I recently published a Distill article about value learning. This post includes a link to the article and some meta-commentary about the Distill format.

Thoughts on Distill

I’ve admired Distill since its inception. Early on I could tell by the clean diagrams, interactive demos, and digestible prose that the authors knew a lot about their craft. On top of that, I was excited because Distill filled two important niches.

Niche 1: Repaying research debt. Our field has a rapid publication cycle and most researchers write more than one paper per year. The unintended consequence is that many of these papers are poorly written, quickly outdated, or even flat-out incorrect. Distill’s solution has been to collect the most important ideas and insights of machine learning in one place, without all the noise. In my experience this works well; I often learn as much from reading one Distill paper as I would from ten conference papers.

Figure 1. The number of ML papers uploaded to ArXiv has increased exponentially in recent years. Distill aims to reduce publication noise by summarizing key research ideas in a low-volume, peer-reviewed setting.

Niche 2: Highlighting qualitative results. These days, it can be difficult to publish a deep learning paper without a nice table showing that your approach achieves state-of-the-art results. These tables are certainly important, but a qualitative understanding of what the model is doing and why is just as important. Distill prioritizes these “science of deep learning” questions as Chris Olah told me, “because there is so much more to a neural network than its test loss.”

Figure 2. Distill advocates visualization techniques that help researchers answer qualitative questions about their models.

My experience with Distill

Writing a Distill article is Type 2 fun. It’s not easy and it’s not comfortable but it will make you a better researcher. My experience involved a lot of background research (re-reading Sutton’s RL textbook and watching David Silver’s lectures on YouTube) and a lot of work at a whiteboard. During the drafting process I had to delete everything and start from scratch a couple times. At times the process was frustrating and painful, but I sincerely believe that most of it was “growing pains” because I was pushing myself to create something really excellent.

Writing a Distill article is not an individual pursuit. I was fortunate enough to work with Chris Olah and others from the editorial team. The editors have high standards but they make a sincere effort to get new people involved. They spent a lot of time teaching me the skills and thought processes I needed in order to make the article shine.
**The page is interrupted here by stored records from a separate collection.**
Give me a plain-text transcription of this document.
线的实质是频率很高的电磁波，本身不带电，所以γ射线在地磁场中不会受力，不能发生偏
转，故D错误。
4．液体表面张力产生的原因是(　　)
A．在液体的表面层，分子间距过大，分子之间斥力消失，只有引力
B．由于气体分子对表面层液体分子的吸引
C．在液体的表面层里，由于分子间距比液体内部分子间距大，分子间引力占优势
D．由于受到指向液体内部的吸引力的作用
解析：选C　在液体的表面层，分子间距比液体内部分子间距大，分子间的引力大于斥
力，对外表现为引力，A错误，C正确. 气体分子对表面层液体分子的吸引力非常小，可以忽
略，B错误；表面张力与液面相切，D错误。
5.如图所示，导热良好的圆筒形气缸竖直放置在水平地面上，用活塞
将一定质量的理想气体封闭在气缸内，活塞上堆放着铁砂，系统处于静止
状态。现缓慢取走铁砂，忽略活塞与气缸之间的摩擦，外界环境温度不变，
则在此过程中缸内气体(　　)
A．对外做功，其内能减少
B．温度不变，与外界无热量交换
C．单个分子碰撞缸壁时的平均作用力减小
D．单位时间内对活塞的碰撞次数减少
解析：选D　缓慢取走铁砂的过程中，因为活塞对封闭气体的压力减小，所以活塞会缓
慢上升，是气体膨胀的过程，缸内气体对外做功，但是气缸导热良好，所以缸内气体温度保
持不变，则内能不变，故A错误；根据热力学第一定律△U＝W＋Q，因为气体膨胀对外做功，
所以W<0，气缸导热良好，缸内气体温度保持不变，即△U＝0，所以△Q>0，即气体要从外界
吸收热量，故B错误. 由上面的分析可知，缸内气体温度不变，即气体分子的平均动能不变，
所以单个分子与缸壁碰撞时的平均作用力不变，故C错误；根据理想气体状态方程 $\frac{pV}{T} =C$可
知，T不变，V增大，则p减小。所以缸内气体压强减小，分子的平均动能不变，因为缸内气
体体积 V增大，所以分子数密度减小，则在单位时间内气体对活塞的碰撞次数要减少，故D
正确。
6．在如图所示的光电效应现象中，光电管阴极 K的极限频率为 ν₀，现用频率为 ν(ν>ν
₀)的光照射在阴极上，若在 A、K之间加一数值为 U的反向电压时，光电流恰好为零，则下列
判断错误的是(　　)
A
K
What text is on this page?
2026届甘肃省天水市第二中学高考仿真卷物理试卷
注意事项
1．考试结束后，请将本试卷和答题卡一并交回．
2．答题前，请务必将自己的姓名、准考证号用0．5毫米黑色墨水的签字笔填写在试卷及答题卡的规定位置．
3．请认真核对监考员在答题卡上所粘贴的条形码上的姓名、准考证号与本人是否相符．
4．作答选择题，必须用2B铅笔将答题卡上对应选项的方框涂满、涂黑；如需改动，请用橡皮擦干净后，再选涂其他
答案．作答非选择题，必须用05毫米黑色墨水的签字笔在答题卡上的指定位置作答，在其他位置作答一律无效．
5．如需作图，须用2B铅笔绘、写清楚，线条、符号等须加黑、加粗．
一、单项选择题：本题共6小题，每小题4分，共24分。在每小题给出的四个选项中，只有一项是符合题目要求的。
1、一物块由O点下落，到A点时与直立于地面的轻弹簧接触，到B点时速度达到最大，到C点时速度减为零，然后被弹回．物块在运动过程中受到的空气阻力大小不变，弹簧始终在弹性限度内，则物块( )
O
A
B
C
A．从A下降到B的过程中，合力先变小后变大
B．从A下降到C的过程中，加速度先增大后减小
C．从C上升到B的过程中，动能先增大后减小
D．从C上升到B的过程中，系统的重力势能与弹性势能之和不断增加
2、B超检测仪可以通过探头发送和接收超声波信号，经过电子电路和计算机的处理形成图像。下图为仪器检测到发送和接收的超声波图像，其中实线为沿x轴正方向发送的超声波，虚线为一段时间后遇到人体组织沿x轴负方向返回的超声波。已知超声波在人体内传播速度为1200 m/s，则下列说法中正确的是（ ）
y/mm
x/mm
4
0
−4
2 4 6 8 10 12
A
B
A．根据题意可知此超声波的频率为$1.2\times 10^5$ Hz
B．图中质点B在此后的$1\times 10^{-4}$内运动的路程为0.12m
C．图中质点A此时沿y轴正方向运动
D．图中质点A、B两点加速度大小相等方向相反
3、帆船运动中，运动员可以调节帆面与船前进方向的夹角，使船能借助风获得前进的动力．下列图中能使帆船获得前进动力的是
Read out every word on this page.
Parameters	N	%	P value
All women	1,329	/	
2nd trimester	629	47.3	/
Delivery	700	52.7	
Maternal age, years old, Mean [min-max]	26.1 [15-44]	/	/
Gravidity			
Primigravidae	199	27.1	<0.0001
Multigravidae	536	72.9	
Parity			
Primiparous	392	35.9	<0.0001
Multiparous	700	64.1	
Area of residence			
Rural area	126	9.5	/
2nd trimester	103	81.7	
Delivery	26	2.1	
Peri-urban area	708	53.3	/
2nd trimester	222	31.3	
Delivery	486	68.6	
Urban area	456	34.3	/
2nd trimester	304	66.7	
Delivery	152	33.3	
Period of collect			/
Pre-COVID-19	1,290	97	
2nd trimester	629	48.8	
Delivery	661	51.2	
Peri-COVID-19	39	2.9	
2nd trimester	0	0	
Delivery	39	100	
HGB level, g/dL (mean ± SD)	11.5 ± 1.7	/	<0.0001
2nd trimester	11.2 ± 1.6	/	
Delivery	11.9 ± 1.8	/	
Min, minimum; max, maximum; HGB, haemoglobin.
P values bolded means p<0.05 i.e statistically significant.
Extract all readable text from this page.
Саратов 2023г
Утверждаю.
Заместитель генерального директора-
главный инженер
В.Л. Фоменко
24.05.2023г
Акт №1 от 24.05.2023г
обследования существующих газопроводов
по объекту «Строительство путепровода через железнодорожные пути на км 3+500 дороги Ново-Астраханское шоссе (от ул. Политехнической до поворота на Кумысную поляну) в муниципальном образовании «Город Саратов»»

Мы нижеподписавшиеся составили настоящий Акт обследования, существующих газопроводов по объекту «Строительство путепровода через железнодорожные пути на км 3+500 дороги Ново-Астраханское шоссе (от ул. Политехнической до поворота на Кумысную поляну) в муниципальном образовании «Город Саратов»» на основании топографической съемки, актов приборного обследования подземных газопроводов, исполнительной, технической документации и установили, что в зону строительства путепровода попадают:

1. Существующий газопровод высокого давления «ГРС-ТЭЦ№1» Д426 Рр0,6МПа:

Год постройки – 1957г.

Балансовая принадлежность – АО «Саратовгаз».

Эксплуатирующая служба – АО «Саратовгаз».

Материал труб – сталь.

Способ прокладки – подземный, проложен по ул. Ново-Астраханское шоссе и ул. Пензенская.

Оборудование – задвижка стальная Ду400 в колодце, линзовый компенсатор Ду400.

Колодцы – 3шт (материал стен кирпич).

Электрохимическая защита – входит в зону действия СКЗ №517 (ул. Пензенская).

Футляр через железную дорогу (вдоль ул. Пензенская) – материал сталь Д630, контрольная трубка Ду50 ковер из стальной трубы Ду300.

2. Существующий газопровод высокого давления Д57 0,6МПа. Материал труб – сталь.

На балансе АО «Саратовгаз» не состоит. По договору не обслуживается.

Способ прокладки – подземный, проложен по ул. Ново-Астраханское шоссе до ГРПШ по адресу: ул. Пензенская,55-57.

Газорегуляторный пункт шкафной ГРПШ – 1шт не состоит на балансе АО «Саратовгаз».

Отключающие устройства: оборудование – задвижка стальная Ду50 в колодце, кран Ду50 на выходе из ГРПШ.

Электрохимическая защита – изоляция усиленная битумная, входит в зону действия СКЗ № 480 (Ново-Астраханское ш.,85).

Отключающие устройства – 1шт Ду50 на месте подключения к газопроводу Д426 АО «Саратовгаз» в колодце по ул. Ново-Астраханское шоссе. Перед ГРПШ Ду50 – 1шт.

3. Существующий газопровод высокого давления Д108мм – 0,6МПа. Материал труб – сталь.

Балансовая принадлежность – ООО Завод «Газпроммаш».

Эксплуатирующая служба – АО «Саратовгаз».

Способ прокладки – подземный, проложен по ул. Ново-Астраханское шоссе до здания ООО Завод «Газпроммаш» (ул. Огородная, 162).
Advice. My main advice is that writing a Distill article is not like writing a conference paper. If you approach it with the same expectations, you will be sad. If you approach it with different expectations, you will be happy. A few key differences:

  • Audience. Your audience is no longer your reviewers plus a smattering of people who study what you study. Now your audience is anyone who cares about ML research. When I write a conference paper, I imagine I'm explaining my results to one of my professors. When I write a Distill article, I imagine I'm explaining my results to a smart undergraduate.
  • The story you tell. Many conference papers target a shortcoming of previous work and propose a better solution. Distill articles read more like natural science articles: the author collects data, analyzes it, and then reports what they found. A good example is Activation Atlases where the authors observe the features of a vision model, hypothesize about what they are doing, and then verify the hypothesis. Some articles such as How to Use T-SNE Effectively don't even report new knowledge and instead focus on explaining a known concept really well.
  • Diagrams and demos. Distill puts a premium on clarity. This doesn't mean that you need to have fancy diagrams or demos in your article (some strong Distill articles do not), but if they are the best way to explain something, then use them! I got a lot of satisfaction from making my diagrams in Illustrator, coding my demos in JavaScript, and putting lots of time and thought into making things beautiful.
  • Time to submission. From the initial idea to the final draft, you'll need about twice as much time as you'd need for a conference paper.
  • Time of review process. Plan on the review process also taking about twice as long.
  • Sense of wonder. The very best modes of science communication have a way of inspiring wonder and excitement in their audience. Distill is no exception. Its articles help young researchers see the beauty and promise of the field in a way that conference papers, textbooks, and boring lectures cannot. An implicit part of writing a Distill article involves channeling your "sense of wonder" so that your readers can experience it too.

Takeaway. I had a good experience working with Distill and would recommend it to others. I’m happy to answer specific questions about the process over email.